“Probably no surprise to people that know me is that culture is very important to me. When you have a founder of a company, the culture is very much a reflection of the values of the founder, and that’s always been the case at Resource,” she says.
Kramer carefully vetted her potential buyers before settling on IBM. She included others in the process, and it wasn’t just the CEO and CFO who she asked to weigh in. She would ask: “Are they a cultural fit? Are they a values fit? Are they a work fit?”
“It had nothing to do with the financial situation or any of that. It was all based on the culture and the work, and I think that that approach really paid off,” Kramer says.
She literally had a scorecard to keep track of what each person privately said about the various companies that Resource was considering becoming a part of.
After the sale, Kramer has focused on integrating the business into IBM iX. She’s been part of the effort to build IBM iX’s services and offerings, while determining how they merge with the work that’s historically been done in the legacy Resource group.
One change is the scale of the clients — it’s truly global Fortune 100 companies, Kramer says. The Resource team also spends more time at the clients’ sites, like traditional consultants.
“Their horizons have been expanded,” she says of the legacy employees. “The breadth and depth of the work that they’re doing has been expanded tremendously, by deploying things like artificial intelligence and machine learning and blockchain and quantum computing and all the wonderful things that IBM is developing that we simply on our own did not have access to.”
Education has increased in order to be able to work with clients on new technologies, such as using blockchain to quickly trace food products to their source to improve food safety. For example, Kramer says a group of 100 mostly legacy employees recently went through three days of training.
“That’s the exciting part of us becoming part of IBM. I can’t think that there’s ever been a more challenging time to be in business, but there’s also never been a greater opportunity,” Kramer says.
Find the common ground
In addition to changes on the macro level with clients, who’ve learned about the expanded capabilities of an IBM iX company, the business went through internal changes. Kramer says becoming part of a large organization is a very different operational model, which has seemed a bit like drinking from a fire hose.

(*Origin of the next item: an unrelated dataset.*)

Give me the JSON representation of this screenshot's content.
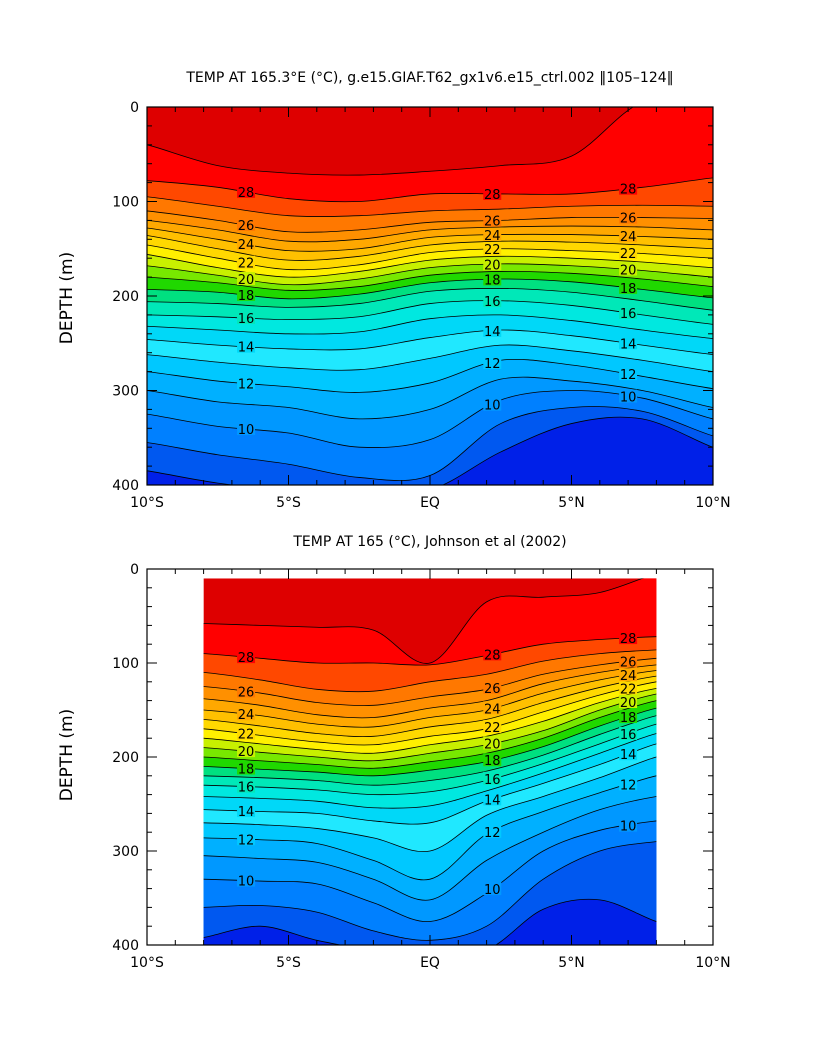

“It’s primarily systems and processes and approvals and that sort of thing, and I’m no longer the leader who can just say ‘Go do this and here’s the budget for that,’ which is to be expected,” she says.
Nothing has been surprising, Kramer says. It’s just a matter of adjusting to things like how resources are deployed, the way the company does accounting and the way communication flows through the organization.
Like any relationship, it takes effort to build a cohesive team. The biggest barometer Kramer uses to determine priorities is “clients first” because clients rule in a service business.
“That’s always been the case here, but I think it’s been a little bit more challenging as part of IBM because you have so many different competing priorities,” she says.
A weekly 10 a.m. Monday meeting with the North American team, however, gives everyone a chance to discover what’s going on with all the clients and opportunities. Kramer believes this meeting not only starts the week off right and keeps everybody focused, it also helps each studio learn about everybody’s skills and who excels at what. That knowledge has come organically through experience as well, by going to client meetings together, etc.
“It’s just like any relationship. It’s got to start with finding things that you’ve got common ground on,” she says.